地価が下がる、住民を守れ… 障害者施設に「差別をぶつける街」を歩く

何が問題か、全く理解していない
佐藤 光展 プロフィール

約30本の幟旗は、主に施設正面を取り囲む左右の家々に立っているため、YACHTの玄関を出ると必ず目に入る。入居者の1人は言う。

「仕事や買い物のために外に出ると、旗が視界に入ります。私は気にしないようにしていて、他の入居者とも旗の話はしませんが、この地域の異様な雰囲気、恐怖やストレスは誰もが感じている」

 

「差別ではなく一般論」

施設と住民との調整にあたってきた横浜市障害施策推進課は「子どもたちの安全を守れ」と「地域住民の安全を守れ」の2種類の旗について、「精神障害者への明らかなヘイトであり、YACHTの入居者を傷つけている」と認識している。そのため「旗を立てている家の人たちに撤去をお願いした」というが、「強制力はないため、聞き入れてもらえなかった」と話す。
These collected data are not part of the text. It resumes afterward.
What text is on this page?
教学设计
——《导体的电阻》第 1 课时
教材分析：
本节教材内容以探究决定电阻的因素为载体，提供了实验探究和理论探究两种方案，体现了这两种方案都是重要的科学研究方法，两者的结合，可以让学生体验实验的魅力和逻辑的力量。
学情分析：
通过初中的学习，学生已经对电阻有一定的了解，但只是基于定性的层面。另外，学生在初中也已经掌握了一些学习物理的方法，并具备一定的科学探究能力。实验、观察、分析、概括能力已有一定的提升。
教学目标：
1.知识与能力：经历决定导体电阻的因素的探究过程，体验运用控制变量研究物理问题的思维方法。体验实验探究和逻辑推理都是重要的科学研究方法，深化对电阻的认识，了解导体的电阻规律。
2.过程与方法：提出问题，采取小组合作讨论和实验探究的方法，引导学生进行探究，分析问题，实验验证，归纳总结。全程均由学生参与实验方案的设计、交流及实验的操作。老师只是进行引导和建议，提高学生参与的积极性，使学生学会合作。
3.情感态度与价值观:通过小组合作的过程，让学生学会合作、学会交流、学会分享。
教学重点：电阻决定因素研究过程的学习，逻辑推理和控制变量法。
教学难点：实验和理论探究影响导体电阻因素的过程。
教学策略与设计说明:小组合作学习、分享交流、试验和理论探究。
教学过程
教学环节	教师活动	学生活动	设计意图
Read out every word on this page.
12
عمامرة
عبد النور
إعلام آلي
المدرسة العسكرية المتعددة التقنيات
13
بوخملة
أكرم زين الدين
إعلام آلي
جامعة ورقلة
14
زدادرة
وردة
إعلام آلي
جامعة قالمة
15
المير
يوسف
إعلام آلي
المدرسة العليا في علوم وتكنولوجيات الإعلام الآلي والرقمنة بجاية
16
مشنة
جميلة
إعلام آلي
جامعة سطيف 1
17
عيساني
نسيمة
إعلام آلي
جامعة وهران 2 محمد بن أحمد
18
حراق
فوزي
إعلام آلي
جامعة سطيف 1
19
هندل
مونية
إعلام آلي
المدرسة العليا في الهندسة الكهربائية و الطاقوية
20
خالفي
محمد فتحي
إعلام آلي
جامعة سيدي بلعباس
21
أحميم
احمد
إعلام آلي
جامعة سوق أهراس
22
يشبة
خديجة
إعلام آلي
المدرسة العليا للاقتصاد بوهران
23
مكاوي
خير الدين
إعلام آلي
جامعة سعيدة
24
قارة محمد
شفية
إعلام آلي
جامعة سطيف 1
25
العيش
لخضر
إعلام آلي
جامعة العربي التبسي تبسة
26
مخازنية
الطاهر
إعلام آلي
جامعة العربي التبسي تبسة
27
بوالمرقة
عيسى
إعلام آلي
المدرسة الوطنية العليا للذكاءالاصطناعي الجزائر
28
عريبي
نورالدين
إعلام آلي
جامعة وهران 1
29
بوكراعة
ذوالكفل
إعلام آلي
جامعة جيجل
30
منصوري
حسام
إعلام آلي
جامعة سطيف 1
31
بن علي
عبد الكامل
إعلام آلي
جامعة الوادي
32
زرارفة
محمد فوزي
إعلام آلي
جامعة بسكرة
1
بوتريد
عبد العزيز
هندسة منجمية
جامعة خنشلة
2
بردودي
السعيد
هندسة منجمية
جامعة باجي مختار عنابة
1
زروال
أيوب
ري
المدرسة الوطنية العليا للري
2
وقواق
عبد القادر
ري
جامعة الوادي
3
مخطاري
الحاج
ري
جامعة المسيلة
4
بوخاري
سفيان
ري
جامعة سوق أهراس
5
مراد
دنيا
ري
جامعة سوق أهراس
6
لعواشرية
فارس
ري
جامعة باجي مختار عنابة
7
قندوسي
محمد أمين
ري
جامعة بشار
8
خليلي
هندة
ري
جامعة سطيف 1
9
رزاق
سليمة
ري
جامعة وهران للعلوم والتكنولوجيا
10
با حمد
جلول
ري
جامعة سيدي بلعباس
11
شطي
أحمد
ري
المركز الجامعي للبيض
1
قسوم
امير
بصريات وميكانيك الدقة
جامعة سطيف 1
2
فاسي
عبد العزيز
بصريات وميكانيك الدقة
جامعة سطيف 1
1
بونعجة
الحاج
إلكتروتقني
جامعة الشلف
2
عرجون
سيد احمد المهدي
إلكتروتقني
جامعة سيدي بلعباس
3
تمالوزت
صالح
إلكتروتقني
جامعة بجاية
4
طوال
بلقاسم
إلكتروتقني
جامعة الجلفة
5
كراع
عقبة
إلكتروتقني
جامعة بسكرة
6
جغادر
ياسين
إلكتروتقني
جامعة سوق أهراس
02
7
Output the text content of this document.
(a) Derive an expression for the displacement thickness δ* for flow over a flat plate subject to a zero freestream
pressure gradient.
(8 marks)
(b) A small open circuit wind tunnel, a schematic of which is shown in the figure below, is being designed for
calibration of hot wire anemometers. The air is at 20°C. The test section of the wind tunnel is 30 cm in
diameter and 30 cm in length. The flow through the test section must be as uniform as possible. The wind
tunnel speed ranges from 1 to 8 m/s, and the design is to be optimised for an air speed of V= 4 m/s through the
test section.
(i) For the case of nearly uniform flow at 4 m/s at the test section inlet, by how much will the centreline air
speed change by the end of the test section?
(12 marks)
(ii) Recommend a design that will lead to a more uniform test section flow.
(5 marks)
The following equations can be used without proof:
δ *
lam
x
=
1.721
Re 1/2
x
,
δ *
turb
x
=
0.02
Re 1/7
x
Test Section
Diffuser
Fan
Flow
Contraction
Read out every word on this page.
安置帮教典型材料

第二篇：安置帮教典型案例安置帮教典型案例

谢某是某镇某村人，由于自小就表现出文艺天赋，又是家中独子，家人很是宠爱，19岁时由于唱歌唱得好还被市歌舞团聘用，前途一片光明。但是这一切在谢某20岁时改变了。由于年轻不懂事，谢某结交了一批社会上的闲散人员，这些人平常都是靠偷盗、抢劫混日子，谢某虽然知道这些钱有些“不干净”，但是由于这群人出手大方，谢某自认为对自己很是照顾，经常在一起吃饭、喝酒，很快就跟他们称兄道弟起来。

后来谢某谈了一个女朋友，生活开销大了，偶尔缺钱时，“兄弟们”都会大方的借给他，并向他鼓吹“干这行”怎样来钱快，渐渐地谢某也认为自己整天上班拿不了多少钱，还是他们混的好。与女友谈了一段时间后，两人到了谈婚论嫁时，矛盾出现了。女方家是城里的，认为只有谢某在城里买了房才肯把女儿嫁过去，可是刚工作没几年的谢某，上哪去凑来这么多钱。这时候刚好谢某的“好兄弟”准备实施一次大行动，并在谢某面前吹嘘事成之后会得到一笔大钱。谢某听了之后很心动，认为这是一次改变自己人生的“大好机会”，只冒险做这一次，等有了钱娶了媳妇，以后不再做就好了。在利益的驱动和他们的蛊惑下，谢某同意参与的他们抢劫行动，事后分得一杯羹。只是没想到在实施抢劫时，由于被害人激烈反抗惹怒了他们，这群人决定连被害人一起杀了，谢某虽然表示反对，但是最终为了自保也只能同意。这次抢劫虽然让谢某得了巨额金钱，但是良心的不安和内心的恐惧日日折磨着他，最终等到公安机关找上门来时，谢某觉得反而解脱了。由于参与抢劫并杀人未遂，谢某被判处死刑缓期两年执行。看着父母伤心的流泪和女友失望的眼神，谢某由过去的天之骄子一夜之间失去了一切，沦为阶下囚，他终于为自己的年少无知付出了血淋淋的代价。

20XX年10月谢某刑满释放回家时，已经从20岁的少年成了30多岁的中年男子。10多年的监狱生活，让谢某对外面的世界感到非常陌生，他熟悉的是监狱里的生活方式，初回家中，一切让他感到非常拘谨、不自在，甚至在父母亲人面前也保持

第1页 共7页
モアナケアなどは、障害者差別解消法の制定を機にできた横浜市の条例に基づく申し立て(あっせんの申し立て)を行い、「横浜市障害者差別の相談に関する調整委員会」に適切な対応を求めた。この委員会は近く開かれる予定で、ヘイト幟旗の撤去提案が予想されるが、これにも強制力はない。住民側が態度を変えなければ、今後は名誉棄損や業務妨害で訴訟となる可能性が高い。

こうした事態を重く見たKP(2019年12月15日の筆者記事で結成の背景を詳報)は、メンバーが現地訪問を重ねて各戸を回ったり、入居者と同じ精神疾患当事者として、話し合いの場を求めるチラシを各戸に投函したりした。

しかし反応は乏しく、話ができた住民も「(旗の文言は)障害者差別ではなく一般論」などとはぐらかすばかりだった。